I saw an impressive dome earlier this week from Andrew Tridgell at the Canberra Linux User’s Group of some of the work being done on the install process of Samba version 4. Basically, the first time you start up smbd (which didn’t look to need any actual installation steps) it starts up an inbuilt web server which will let you connect and start configuring it (right not you authenticate with the machine root user, but there’s ongoing discussion apparently). It’s a really nice way to get beginner sys-admins started without them hitting road blocks 5 times before they can even get started.
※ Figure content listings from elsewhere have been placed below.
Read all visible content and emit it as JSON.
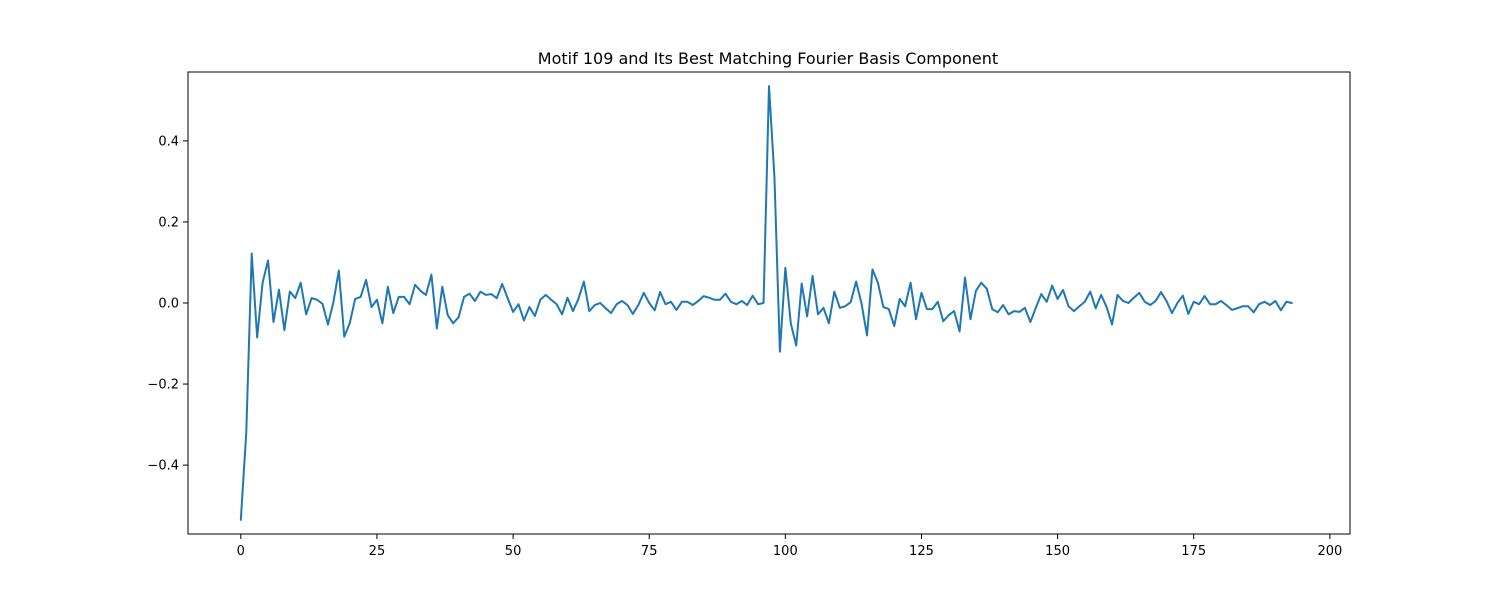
{
  "chart_data": {
    "type": "line",
    "title": "Motif 109 and Its Best Matching Fourier Basis Component",
    "xlabel": "",
    "ylabel": "",
    "xlim": [
      -9.7,
      203.7
    ],
    "ylim": [
      -0.57,
      0.57
    ],
    "grid": false,
    "xticks": [
      0,
      25,
      50,
      75,
      100,
      125,
      150,
      175,
      200
    ],
    "yticks": [
      -0.4,
      -0.2,
      0.0,
      0.2,
      0.4
    ],
    "xtick_labels": [
      "0",
      "25",
      "50",
      "75",
      "100",
      "125",
      "150",
      "175",
      "200"
    ],
    "ytick_labels": [
      "−0.4",
      "−0.2",
      "0.0",
      "0.2",
      "0.4"
    ],
    "series": [
      {
        "color": "#1f77b4",
        "x_start": 0,
        "x_step": 1,
        "values": [
          -0.535,
          -0.32,
          0.122,
          -0.085,
          0.05,
          0.105,
          -0.047,
          0.033,
          -0.067,
          0.028,
          0.012,
          0.05,
          -0.028,
          0.012,
          0.008,
          -0.002,
          -0.053,
          0.002,
          0.08,
          -0.083,
          -0.05,
          0.01,
          0.015,
          0.057,
          -0.01,
          0.008,
          -0.05,
          0.04,
          -0.025,
          0.015,
          0.015,
          -0.003,
          0.045,
          0.03,
          0.02,
          0.07,
          -0.063,
          0.04,
          -0.03,
          -0.05,
          -0.035,
          0.015,
          0.023,
          0.005,
          0.028,
          0.02,
          0.022,
          0.012,
          0.047,
          0.012,
          -0.022,
          -0.003,
          -0.043,
          -0.01,
          -0.032,
          0.008,
          0.02,
          0.008,
          -0.003,
          -0.028,
          0.013,
          -0.02,
          0.01,
          0.053,
          -0.02,
          -0.005,
          0.0,
          -0.013,
          -0.025,
          -0.003,
          0.005,
          -0.005,
          -0.027,
          -0.005,
          0.025,
          0.0,
          -0.018,
          0.027,
          -0.003,
          0.003,
          -0.017,
          0.003,
          0.003,
          -0.005,
          0.005,
          0.017,
          0.013,
          0.008,
          0.008,
          0.023,
          0.003,
          -0.003,
          0.005,
          -0.005,
          0.018,
          -0.003,
          0.0,
          0.535,
          0.31,
          -0.12,
          0.087,
          -0.05,
          -0.105,
          0.048,
          -0.033,
          0.067,
          -0.028,
          -0.012,
          -0.05,
          0.028,
          -0.012,
          -0.008,
          0.002,
          0.053,
          -0.002,
          -0.08,
          0.083,
          0.05,
          -0.01,
          -0.015,
          -0.057,
          0.01,
          -0.008,
          0.05,
          -0.04,
          0.025,
          -0.015,
          -0.015,
          0.003,
          -0.045,
          -0.03,
          -0.02,
          -0.07,
          0.063,
          -0.04,
          0.03,
          0.05,
          0.035,
          -0.015,
          -0.023,
          -0.005,
          -0.028,
          -0.02,
          -0.022,
          -0.012,
          -0.047,
          -0.012,
          0.022,
          0.003,
          0.043,
          0.01,
          0.032,
          -0.008,
          -0.02,
          -0.008,
          0.003,
          0.028,
          -0.013,
          0.02,
          -0.01,
          -0.053,
          0.02,
          0.005,
          0.0,
          0.013,
          0.025,
          0.003,
          -0.005,
          0.005,
          0.027,
          0.005,
          -0.025,
          0.0,
          0.018,
          -0.027,
          0.003,
          -0.003,
          0.017,
          -0.003,
          -0.003,
          0.005,
          -0.005,
          -0.017,
          -0.013,
          -0.008,
          -0.008,
          -0.023,
          -0.003,
          0.003,
          -0.005,
          0.005,
          -0.018,
          0.003,
          0.0
        ]
      }
    ]
  }
}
Over the last couple of weeks, a couple of other free software projects have impressed me with bit’s of their install process as well. I wouldn’t have dreamed of attempting to install Scarab since I’ve never done anything with Tomcat in the past, but then I discovered that it ships with it’s own integrated copy of tomcat. More than enough for my personal use, and it all worked quite cleanly (except for all those bloody environment variables). I was also quite pleased to find this Ruby on Rails install tutorial for Mac OS X used SQLite which ships as part of Tiger. Unfortunately they did force me to integrate with apache (I would have used the apparently built in WEBrick but have no real idea how). It could have been a lot slicker if it had just created the SQLite databases itself, but I guess I just love it when installing one thing doesn’t cascade on to 10 other tasks.

One of the guys at work has been looking for a little web server we can embed in our system to get people started, and ideally let us avoid messing with any existing apache installation, so hopefully I’ll get to see some of the implementation behind this stuff first hand.